拿不住了乾脆手一鬆,任由信滑落至胸口。
這時門口的女使高聲稟報:“侯爺,大公子前來請安!”
顧侯連忙三兩下把信折起來壓在了枕頭下面。
“讓他進來吧!”
話音一落,顧廷煜就帶著媳婦邵氏進來了。
“兒子請父親安!”
“兒媳請父親安!”
顧廷煜抬頭一看自己父親身邊只有一個貼身親信,心中覺得有些奇怪。
“父親的病好些了嗎?”
顧侯道:“還好,你今日怎麼過來了?太醫都說了你不能勞累,要是掛心我,著人過來看看就是了,真是難為你親自來一趟。”
“快來坐下,別站著了。”
邵氏扶著顧廷煜坐在床邊的椅子上,他眼眸低垂,顯得有些力不從心,但語氣卻是從容不迫。
“父親,二郎走了這些天,我就怕您過於傷心,病情加重,因此日夜掛心,不親自來看了總是不放心。”
“先前我病著,就託了三郎在您跟前盡孝,今日我這身子也好些了,實在是坐不住了,就來看看您。”
“您千萬要保重自己的身體,這個時候您再出事兒的話,這侯府眼看著沒人撐了,二郎在地下也會靈魂不安的。”
兩句話說的自己眼淚都掉下來了。
顧侯忍不住咳了兩聲,顧廷煜還在旁邊專心致志抬起袖子擦自己的眼淚。
又接著道:“二郎在的時候我身為兄長沒有好好疼他,現在想起來真是又愧疚又難過,近幾日夜裡時常夢見小時候他跟在我屁股後面,非要搶我手裡的小槍玩,我不願意,兩個人扭打起來,母親就過來給我們分開,還責罵他。”

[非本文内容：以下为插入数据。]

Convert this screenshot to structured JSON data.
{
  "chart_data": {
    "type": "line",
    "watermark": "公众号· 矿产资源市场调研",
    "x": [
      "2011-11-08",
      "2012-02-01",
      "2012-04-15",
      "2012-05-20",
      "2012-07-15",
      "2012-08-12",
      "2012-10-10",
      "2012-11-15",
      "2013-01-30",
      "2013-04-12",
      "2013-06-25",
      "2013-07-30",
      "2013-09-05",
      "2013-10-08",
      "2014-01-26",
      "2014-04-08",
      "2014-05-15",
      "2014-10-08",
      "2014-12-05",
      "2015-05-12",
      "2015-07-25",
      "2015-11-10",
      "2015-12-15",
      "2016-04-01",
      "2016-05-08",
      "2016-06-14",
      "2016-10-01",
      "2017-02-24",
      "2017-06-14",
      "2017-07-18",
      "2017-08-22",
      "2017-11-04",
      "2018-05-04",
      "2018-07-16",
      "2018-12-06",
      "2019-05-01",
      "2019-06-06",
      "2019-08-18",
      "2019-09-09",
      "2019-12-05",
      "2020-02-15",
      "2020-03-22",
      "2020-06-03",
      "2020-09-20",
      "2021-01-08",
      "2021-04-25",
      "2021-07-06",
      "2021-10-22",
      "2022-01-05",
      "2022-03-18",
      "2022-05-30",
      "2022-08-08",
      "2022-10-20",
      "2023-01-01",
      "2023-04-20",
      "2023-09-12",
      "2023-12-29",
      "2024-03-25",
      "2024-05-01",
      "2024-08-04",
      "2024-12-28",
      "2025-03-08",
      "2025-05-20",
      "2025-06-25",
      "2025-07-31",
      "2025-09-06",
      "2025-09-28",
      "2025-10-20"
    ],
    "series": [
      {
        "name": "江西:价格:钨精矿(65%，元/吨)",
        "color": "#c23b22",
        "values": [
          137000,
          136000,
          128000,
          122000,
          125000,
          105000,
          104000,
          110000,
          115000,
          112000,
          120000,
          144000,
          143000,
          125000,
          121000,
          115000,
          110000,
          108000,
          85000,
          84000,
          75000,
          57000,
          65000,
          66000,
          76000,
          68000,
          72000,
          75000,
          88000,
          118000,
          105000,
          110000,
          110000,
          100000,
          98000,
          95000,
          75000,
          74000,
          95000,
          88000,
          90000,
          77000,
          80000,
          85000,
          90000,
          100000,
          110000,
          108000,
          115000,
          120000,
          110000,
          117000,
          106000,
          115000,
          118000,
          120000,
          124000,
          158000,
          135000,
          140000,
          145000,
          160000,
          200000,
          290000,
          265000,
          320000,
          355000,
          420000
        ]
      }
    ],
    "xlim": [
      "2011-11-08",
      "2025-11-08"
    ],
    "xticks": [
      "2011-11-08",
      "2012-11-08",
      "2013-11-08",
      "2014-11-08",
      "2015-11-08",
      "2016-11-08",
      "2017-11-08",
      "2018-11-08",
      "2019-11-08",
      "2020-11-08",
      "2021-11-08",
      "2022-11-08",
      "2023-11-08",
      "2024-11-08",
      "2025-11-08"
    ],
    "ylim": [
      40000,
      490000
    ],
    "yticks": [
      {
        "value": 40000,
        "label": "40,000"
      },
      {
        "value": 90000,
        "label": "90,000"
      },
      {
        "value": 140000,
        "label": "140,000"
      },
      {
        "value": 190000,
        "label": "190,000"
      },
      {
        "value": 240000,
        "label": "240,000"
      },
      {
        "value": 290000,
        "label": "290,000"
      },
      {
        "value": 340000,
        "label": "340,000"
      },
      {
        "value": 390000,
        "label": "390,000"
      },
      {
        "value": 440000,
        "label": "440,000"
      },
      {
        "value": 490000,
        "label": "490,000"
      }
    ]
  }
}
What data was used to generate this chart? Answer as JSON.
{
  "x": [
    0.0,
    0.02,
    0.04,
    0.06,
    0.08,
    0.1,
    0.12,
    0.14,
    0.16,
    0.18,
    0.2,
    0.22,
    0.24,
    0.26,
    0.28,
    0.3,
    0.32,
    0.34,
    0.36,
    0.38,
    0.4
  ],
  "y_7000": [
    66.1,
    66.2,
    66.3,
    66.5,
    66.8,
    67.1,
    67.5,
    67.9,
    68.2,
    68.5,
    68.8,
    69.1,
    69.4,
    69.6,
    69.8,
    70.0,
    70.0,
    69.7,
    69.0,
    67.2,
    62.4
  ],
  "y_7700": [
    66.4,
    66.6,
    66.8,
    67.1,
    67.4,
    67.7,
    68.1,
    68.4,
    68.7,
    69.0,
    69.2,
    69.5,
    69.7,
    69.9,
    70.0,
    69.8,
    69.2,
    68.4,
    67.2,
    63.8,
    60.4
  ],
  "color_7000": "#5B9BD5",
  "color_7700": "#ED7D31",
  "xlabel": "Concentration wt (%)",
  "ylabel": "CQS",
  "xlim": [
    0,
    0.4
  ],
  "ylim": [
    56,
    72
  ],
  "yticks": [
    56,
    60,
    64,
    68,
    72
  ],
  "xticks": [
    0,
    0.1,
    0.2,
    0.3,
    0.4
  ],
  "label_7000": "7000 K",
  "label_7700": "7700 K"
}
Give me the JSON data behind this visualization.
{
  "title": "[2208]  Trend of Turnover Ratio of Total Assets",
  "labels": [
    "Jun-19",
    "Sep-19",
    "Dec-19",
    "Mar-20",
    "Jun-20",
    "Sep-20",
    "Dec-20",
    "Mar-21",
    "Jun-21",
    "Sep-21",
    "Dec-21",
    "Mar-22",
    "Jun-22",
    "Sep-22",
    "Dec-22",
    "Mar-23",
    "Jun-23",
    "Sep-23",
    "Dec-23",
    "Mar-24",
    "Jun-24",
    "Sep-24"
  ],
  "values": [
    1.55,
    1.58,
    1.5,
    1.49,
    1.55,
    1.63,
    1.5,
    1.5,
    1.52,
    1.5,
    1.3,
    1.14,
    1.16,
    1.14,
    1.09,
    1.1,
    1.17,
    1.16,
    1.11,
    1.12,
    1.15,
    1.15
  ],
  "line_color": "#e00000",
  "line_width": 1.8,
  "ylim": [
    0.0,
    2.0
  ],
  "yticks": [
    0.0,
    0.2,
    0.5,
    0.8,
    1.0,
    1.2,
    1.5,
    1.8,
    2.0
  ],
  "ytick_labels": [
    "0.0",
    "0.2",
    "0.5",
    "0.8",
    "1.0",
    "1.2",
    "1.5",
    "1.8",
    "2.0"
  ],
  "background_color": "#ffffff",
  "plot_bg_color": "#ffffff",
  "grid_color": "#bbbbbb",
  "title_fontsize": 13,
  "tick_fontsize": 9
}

“醒來後就想起我白氏母親在世的時候,經常給我們做好吃的,買好玩的,我的許多新衣裳都是她親手做給我的,只是那時候小,不懂事,不知道珍惜,現在一轉眼,兩個人竟都不在了。”
“自母親走後我身子一天比一天弱,原想著我要走在他前面,誰知道他這樣年紀輕輕的,就,哎,我這做哥哥的,究竟是沒能護住他,有一天死了到黃泉都無顏面對。”
說著大滴的眼淚啪嗒啪嗒掉下來,一時泣不成聲,哭得像個委屈的孩子。
顧侯看著心酸,嘆道:“你看你,說了不想讓我傷心,自己又在這裡哭,那我見你哭了能不引起這傷心事嗎?”
顧廷煜一抹眼淚,忙道:“是,是孩兒考慮不周,一時沒忍住,惹得父親傷心了,是我的不是。”
“只是想著那時我要是不多嘴,他也不會跟父親吵起來,不吵起來也就不會負氣出走,更不會死在外面,每每這樣一想,悔得腸子都青了。”
顧侯道:“這又關你何事?別多想了,總該著有這一難,再怎麼也躲不過去,與你有何相干?”
顧廷煜道:“父親你不知道,我這些時日腦海中一直在琢磨他說的那些話,當時他說的時候我還覺得是胡亂攀咬,現在想來,一切都是有跡可循。”